Les deux moments des fiançailles juives
Sauf mariage relevant de catégories exceptionnelles, comme le mariage de Samson, les Israëlites distinguaient deux temps dans le mariage : l’accord sur le mariage et le mariage proprement dit. C’est le premier acte (ארשׁ en hébreu) qu’on appelle ici les « fiançailles ».
Les fiançailles réglaient l’accord entre les deux familles. Elles étaient liées au paiement du mohar (2 S 3, 14 ; 18, 25), dons fait par le futur mari. Sans doute cet accord était-il accompagné d’une fête (cf. Jude, 14, 10). La femme « fiancée » n’était pas encore appelée « épouse » (à la différence, semble-t-il, de l’usage en Assyrie et Babylonie) ; son statut toutefois était modifié (Ex 22, 15). Toute infidélité était sévèrement punie, car elle portait atteinte à des droits acquis (Dt 22, 23-27 ; 28, 29). Les fiançailles pouvaient durer assez longtemps et dans ce cas le fiançé était dispensé de service militaire (Dt 20, 7).

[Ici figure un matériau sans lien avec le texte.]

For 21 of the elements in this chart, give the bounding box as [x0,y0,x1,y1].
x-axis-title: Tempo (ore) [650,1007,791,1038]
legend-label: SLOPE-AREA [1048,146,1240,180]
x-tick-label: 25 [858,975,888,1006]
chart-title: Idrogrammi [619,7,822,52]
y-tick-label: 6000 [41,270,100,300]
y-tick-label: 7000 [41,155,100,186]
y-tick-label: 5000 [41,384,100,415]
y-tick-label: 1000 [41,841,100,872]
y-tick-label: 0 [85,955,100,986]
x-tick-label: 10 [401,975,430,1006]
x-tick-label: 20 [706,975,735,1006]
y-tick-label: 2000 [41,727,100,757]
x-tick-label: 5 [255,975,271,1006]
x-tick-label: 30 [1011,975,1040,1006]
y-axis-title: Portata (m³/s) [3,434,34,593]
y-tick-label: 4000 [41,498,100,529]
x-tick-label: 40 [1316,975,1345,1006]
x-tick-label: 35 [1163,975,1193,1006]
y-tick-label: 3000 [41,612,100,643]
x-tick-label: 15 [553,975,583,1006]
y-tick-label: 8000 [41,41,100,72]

Les fiançailles prenaient fin, soit par rupture du contrat entre les familles, soit par tradition de la jeune fille à son mari. Normalement celui-ci la prenait chez lui ; mais il suffisait que le père ait mis à sa disposition une chambre où il pût trouver celle qui était désormais sa femme (Tb 8, 18). C’est sans doute au moment où la jeune fille abandonnait la protection paternelle qu’elle recevait une bénédiction, avec souhaits pour sa fécondité (Gn 24, 60 ; Ruth 4, 11ss ; Tb 10, 11 ss).
Les fiançailles de Joseph et de Marie s’expliquent en fonction de ces institutions. Marie a été fiancée (en grec μνηστευεσθαι ; c’est la traduction constante des Septantes pour l’hébreu) à Joseph (Mt 1, 18). Celui-ci ne l’a pas encore prise chez lui, ou d’une manière plus générale ils n’ont pas encore habité ensemble, lorsqu’il s’apperçoit qu’elle est enceinte. Il peut rompre le contrat et songe à le faire discrètement, lorsqu’une intervention surnaturelle le fait changer d’avis.